# Bengal for adoption



## tonkatoy (Aug 1, 2008)

We have a bengal female who needs a loving caring understanding home. She has been kept in a cattery for the first few years of her life and when she came to us she moved in to our home.

She is rusette brown with slight rosetted spots, she is large for a female and has a pretty head.

She is remote and independant but I have an affection for her that im afraid is not shared by the rest of the family as she occasionally chases their cats and although not a wild cat can be grumpy and have her moments. She is beautiful and needs someone who just wants to protect her.

She will come sit on my lap when she wants to but does not like to be cuddled. She needs a knowledgable home that has no young children. She is a cat that needs love even though she pretends she doesn't.

She is living in our home and with other cats now, she gets on fine with the ones who stand up to her or leave her alone but any that cower away she will chase. She has just been spayed but requires her injections bringing upto date.

I want nothing but a loving caring permenant home for this little girl as thats what she needs so if you are interested please post or message me and I can arrange for you to visit her in Coventry where we live.


----------



## animallover09 (Oct 11, 2008)

aw, she looks really cute.


----------



## maggiescats (Nov 7, 2008)

if only i had room for another! shes a lovely looking lady


----------



## pa2k84 (May 27, 2008)

So very tempting!

How do bengals get on with other breeds - well mainly a bsh.


----------



## MADCAT (Nov 21, 2008)

She is beautiful, good luck in finding her a loving home, xx


----------



## Jen26 (Apr 22, 2008)

pa2k84 said:


> So very tempting!
> 
> How do bengals get on with other breeds - well mainly a bsh.

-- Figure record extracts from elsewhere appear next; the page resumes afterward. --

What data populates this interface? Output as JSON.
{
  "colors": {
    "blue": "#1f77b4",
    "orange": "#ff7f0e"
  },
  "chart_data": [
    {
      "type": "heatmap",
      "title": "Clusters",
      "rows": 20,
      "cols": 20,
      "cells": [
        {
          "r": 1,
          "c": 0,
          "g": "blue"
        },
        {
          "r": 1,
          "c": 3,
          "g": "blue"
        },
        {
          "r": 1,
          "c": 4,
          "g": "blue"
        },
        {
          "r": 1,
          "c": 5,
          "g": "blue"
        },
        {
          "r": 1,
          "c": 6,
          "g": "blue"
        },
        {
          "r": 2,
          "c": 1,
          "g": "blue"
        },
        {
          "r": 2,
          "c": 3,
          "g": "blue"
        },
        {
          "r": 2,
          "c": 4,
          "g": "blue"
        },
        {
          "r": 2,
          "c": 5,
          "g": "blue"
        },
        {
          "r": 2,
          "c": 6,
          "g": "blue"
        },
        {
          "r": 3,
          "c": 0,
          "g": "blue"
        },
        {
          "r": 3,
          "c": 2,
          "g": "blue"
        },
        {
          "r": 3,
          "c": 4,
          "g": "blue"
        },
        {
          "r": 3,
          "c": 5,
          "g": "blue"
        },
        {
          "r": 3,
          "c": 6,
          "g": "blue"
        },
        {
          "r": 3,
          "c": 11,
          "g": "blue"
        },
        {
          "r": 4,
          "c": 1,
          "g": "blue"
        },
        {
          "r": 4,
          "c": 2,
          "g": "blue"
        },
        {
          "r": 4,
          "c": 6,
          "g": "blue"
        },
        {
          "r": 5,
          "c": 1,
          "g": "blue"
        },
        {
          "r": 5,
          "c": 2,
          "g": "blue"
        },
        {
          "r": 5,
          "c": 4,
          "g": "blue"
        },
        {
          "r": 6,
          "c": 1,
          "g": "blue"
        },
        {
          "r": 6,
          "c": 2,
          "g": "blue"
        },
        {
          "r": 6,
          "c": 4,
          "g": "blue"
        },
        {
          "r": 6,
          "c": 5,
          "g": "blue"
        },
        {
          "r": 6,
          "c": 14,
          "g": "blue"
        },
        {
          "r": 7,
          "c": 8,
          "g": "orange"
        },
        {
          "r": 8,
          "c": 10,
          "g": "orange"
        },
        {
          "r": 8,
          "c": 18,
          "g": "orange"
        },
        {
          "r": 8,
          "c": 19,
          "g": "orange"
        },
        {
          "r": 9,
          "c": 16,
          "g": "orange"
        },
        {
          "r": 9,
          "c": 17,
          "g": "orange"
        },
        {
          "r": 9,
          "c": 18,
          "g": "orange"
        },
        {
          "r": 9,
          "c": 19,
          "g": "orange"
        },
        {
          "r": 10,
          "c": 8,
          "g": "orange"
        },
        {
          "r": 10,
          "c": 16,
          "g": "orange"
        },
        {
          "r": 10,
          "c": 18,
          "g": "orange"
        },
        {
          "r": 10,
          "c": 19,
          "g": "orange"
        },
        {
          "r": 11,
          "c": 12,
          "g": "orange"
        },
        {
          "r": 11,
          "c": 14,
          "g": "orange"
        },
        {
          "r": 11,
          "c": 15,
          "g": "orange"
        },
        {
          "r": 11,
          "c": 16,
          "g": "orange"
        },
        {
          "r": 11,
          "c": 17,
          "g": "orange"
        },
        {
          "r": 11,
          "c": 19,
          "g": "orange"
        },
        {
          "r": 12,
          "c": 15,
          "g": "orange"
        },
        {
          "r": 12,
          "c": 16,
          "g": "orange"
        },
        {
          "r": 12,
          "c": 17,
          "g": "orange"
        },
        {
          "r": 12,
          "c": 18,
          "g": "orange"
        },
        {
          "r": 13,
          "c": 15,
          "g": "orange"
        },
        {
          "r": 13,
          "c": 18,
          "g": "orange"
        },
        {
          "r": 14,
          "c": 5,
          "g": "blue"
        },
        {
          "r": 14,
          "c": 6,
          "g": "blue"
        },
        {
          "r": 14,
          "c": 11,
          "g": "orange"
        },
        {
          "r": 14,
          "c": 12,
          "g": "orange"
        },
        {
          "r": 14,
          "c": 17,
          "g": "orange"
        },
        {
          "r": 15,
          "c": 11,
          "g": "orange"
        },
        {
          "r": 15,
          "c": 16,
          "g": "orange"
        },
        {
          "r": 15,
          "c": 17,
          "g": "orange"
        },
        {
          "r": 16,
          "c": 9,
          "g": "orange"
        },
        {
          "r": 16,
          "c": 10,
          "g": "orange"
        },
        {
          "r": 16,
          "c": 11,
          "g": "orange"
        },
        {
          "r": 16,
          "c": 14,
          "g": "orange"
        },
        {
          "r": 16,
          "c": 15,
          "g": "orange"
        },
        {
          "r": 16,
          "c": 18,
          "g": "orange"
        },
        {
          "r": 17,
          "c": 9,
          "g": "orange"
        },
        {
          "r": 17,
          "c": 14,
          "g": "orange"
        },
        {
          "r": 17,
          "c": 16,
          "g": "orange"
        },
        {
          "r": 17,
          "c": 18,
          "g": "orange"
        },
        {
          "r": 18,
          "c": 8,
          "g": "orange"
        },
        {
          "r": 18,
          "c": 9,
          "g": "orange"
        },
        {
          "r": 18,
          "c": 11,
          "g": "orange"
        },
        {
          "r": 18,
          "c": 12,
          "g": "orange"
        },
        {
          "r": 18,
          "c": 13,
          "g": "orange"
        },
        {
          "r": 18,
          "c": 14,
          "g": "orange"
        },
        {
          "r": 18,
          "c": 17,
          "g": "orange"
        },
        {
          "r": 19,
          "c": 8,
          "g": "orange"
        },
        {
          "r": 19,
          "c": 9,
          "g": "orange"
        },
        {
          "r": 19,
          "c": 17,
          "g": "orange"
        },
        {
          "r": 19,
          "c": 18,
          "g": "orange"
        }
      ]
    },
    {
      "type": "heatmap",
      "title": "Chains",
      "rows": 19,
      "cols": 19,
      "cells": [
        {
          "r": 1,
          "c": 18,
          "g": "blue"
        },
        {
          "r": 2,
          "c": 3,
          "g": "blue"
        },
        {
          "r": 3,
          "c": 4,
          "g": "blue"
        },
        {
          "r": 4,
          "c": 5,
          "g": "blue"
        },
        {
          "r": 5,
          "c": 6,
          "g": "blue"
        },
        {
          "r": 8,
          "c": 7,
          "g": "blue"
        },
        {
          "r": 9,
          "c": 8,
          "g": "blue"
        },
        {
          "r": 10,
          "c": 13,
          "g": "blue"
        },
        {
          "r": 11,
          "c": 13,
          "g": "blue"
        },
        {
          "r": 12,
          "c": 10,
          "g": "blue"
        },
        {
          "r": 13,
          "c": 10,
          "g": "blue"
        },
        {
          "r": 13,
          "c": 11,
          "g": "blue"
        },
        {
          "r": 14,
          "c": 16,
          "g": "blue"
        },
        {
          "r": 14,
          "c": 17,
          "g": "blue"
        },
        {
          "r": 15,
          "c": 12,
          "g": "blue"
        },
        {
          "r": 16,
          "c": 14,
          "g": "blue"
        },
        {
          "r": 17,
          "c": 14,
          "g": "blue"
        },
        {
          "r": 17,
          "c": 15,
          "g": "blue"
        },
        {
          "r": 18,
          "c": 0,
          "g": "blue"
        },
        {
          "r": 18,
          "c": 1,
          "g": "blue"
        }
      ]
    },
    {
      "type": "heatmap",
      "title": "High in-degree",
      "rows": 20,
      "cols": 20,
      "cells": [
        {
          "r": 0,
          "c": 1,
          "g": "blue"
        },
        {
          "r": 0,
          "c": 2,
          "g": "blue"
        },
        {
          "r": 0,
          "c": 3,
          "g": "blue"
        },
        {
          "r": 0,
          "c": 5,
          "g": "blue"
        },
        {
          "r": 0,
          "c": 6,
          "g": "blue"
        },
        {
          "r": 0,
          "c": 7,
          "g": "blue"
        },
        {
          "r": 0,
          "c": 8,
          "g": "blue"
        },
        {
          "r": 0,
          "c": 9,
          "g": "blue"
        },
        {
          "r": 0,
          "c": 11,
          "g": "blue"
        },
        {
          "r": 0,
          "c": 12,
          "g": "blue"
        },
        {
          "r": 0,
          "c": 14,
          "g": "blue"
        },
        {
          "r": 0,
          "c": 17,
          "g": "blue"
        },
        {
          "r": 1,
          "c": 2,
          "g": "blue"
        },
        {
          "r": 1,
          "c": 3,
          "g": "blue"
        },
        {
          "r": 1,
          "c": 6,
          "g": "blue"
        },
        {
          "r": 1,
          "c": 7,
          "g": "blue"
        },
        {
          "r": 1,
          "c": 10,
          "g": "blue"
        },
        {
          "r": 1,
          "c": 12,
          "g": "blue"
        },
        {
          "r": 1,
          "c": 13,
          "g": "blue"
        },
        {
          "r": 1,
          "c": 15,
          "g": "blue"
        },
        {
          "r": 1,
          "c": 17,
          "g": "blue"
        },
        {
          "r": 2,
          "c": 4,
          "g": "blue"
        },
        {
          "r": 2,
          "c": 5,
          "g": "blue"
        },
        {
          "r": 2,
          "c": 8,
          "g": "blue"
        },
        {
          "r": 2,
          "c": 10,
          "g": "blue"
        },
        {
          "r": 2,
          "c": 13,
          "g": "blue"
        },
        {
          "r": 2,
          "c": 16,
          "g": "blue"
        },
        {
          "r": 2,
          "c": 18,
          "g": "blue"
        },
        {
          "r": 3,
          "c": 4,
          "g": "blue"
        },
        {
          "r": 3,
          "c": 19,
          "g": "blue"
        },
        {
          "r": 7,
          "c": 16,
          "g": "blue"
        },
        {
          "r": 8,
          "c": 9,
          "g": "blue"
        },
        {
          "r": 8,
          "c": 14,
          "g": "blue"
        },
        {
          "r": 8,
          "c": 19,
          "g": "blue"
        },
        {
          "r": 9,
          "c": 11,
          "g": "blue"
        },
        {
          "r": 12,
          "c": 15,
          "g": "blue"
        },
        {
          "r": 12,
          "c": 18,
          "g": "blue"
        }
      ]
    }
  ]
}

I have bengals and british, they get on fine. Occasionally they have a spat, usually over the top seat of the scratching post!
10 mins later there curled up asleep together


----------



## Katie&Cody (Dec 4, 2008)

Good luck finding a loving home.
Im afraid i am a lover of cuddles with cats so i don't think she'd like me bless her...


----------



## pa2k84 (May 27, 2008)

Jen26 said:


>


Bless - not helping! Am thinking practically may not be the best companion for Bilbo but could be persuaded!


----------



## Jen26 (Apr 22, 2008)

pa2k84 said:


> Bless - not helping! Am thinking practically may not be the best companion for Bilbo but could be persuaded!


i think if you were to have a bengal, a kitten would be better for you and bilbo


----------



## ColeosMummy (Aug 27, 2008)

aww i want her lol  x


----------



## tonkatoy (Aug 1, 2008)

Scarlet is still looking for that loving home and I will be posting more piccys of her here shortly - as soon as she comes in the house and stops playing with next doors dog - poor thing looks scared to death (the dog that is)


----------